Ways to invest your money
If you’re interested in seeing what your options are outside of investment property and super this article explores some of the different investment options available.
If you put your money into cash investments (including savings accounts and term deposits), the returns will often be lower in comparison to other investment products. However, these types of investment options typically provide stable, low-risk income in the form of a regular interest payment, so they may be a good option if you’re risk averse or working to a short timeframe.
Fixed interest or fixed income
Fixed interest investments (also known as fixed income or bonds) usually have a set investment period (eg five years) and provide predictable income in the form of regular interest payments. They tend to be less risky when compared to other types of investments. They are issued by governments and companies in Australia and internationally.
Shares, equities or stocks
If you purchase shares in Australian or international companies, you’re essentially buying a piece of that company, making you a shareholder. If the shares of the company grow in value, the value of your investment will also increase, and you may receive a portion of the company’s profits in the form of dividends. However, if the share price falls, the value of your investment will also fall. It’s also worth keeping in mind that you may not receive any dividends at all.
In a managed fund (also known as a managed portfolio), your money is pooled with other investors on your behalf by a fund manager. The amount of money you invest is equal to a set number of units and any growth or earnings is then divided between all investors depending on how many units each investor owns. Any income generated on these earnings will also be subject to tax based on the individual income tax rate of the owner. It’s important to keep in mind that putting your money into a managed fund won’t necessarily guarantee you a return.
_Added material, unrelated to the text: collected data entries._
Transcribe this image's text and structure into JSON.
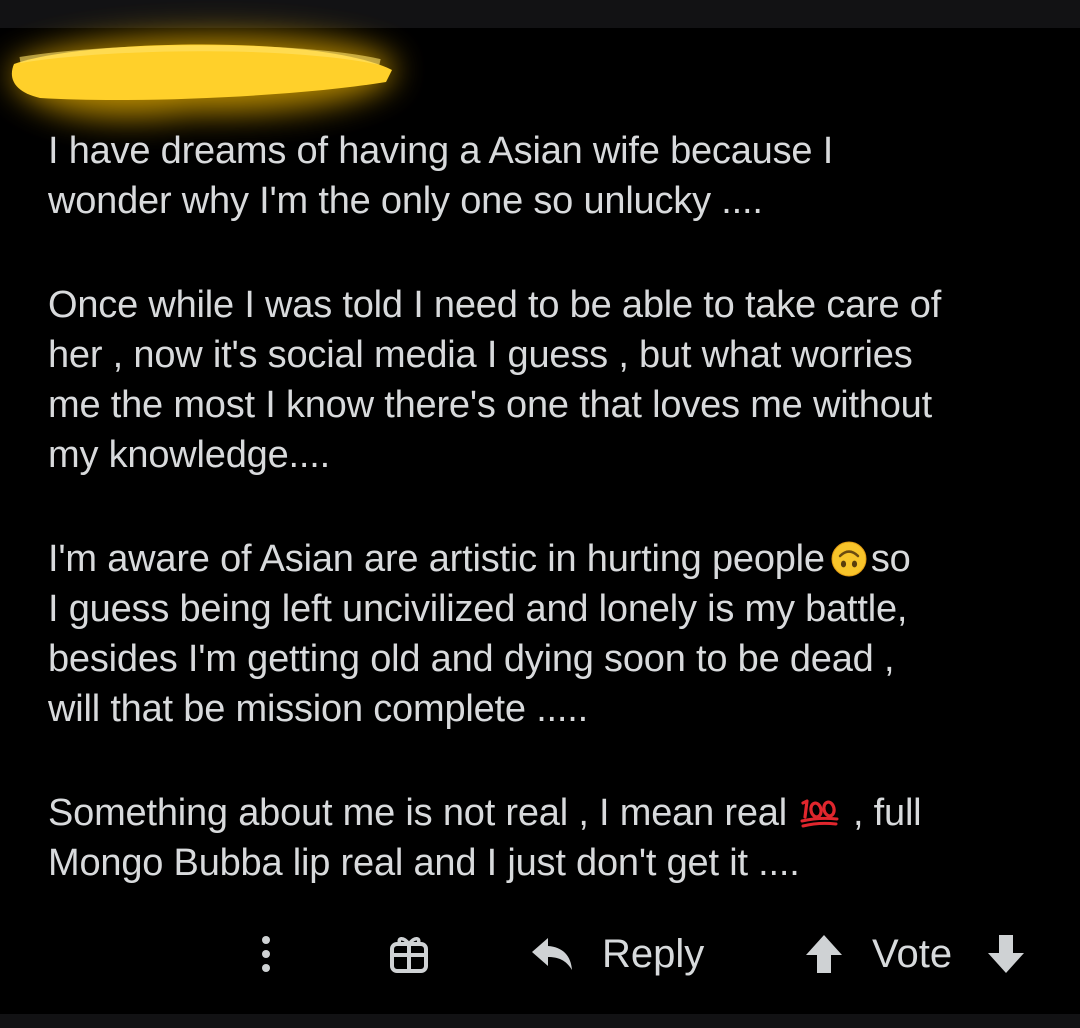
{
  "comment": {
    "paragraphs": [
      "I have dreams of having a Asian wife because I\nwonder why I'm the only one so unlucky ....",
      "Once while I was told I need to be able to take care of\nher , now it's social media I guess , but what worries\nme the most I know there's one that loves me without\nmy knowledge....",
      "I'm aware of Asian are artistic in hurting people",
      "so\nI guess being left uncivilized and lonely is my battle,\nbesides I'm getting old and dying soon to be dead ,\nwill that be mission complete .....",
      "Something about me is not real , I mean real",
      ", full\nMongo Bubba lip real and I just don't get it ...."
    ],
    "emojis": [
      "upside-down-face-emoji",
      "hundred-points-emoji"
    ]
  },
  "actions": {
    "more_icon": "more-vertical-icon",
    "award_icon": "gift-icon",
    "reply_icon": "reply-arrow-icon",
    "reply_label": "Reply",
    "upvote_icon": "arrow-up-icon",
    "vote_label": "Vote",
    "downvote_icon": "arrow-down-icon"
  },
  "colors": {
    "background": "#000000",
    "text": "#d8dadc",
    "redaction_marker": "#ffd02a",
    "emoji_100_red": "#e0262d"
  }
}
Exchange Traded Funds (ETFs)
An ETF is a type of managed fund that can be bought and sold on an exchange, such as the ASX, and which tracks a particular asset or market index. ETFs are usually ‘passive’ investment options as the majority of these investment products track an index, and generally don’t try to outperform it. This means the value of your investment in an ETF will go up and down in line with the index it is tracking.
Investment, growth or insurance bonds
Like a managed fund, your money will generally be pooled with money from other investors, with an investment manager overseeing the funds. The main point of difference is the way earnings are taxed. If you hold an investment bond for at least 10 years, you won’t have to pay additional tax on any profits that you’ve made when you eventually sell (or redeem) your investment.
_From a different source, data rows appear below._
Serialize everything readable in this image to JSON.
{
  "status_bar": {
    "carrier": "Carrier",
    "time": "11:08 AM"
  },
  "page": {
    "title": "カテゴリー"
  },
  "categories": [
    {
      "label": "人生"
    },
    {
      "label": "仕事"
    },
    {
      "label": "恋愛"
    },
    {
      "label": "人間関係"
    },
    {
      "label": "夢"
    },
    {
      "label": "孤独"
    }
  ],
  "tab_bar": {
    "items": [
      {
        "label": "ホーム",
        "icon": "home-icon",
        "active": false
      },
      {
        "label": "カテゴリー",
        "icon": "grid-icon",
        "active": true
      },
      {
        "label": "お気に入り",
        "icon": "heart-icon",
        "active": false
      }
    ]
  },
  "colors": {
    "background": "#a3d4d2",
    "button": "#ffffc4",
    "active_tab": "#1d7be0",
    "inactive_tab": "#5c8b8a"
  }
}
A popular option for retirement, annuities provide a guaranteed income regardless of what’s happening in financial markets.i These can be in the form of a series of regular payments either over a set number of years (fixed-term), or for the remainder of your life (lifetime annuity).
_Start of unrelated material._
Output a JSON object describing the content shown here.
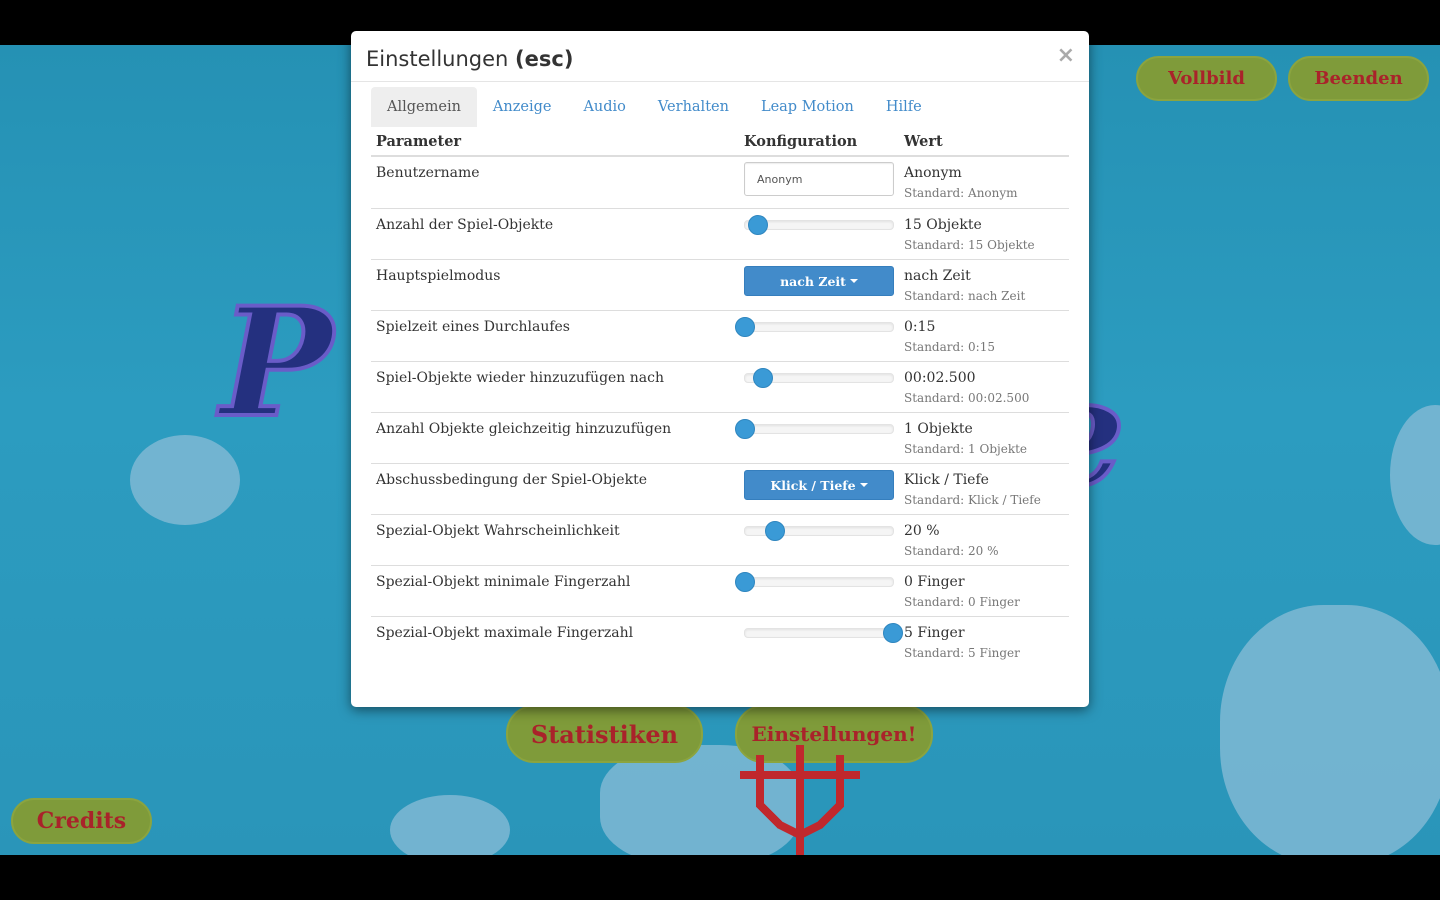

You can purchase an annuity through your super, through insurance, or with ordinary savings. It’s important to note though, that if you’re using your super money for the purchase, you won’t be able to access the funds until you reach your preservation age.
Real estate investment trusts (REITs)
A REIT is a type of property fund listed on a public market, such as the ASX, in which investors can purchase units. Similar to a managed fund, your money in the fund is then pooled and invested in a range of property assets, which may include commercial, retail, industrial, or other, property sectors.
REITs can provide investors with exposure to the property market in a way that is more diversified – and potentially more cost-effective – than buying a single property.
Before putting your money into any investment option it’s important to make sure you understand, and are comfortable with, the level of risk involved, the investment timeframe, any potential costs involved, and how the product could help you reach your goals.
It’s also important to look into any potential legal and tax implications, as these can vary depending on the type of investment you make.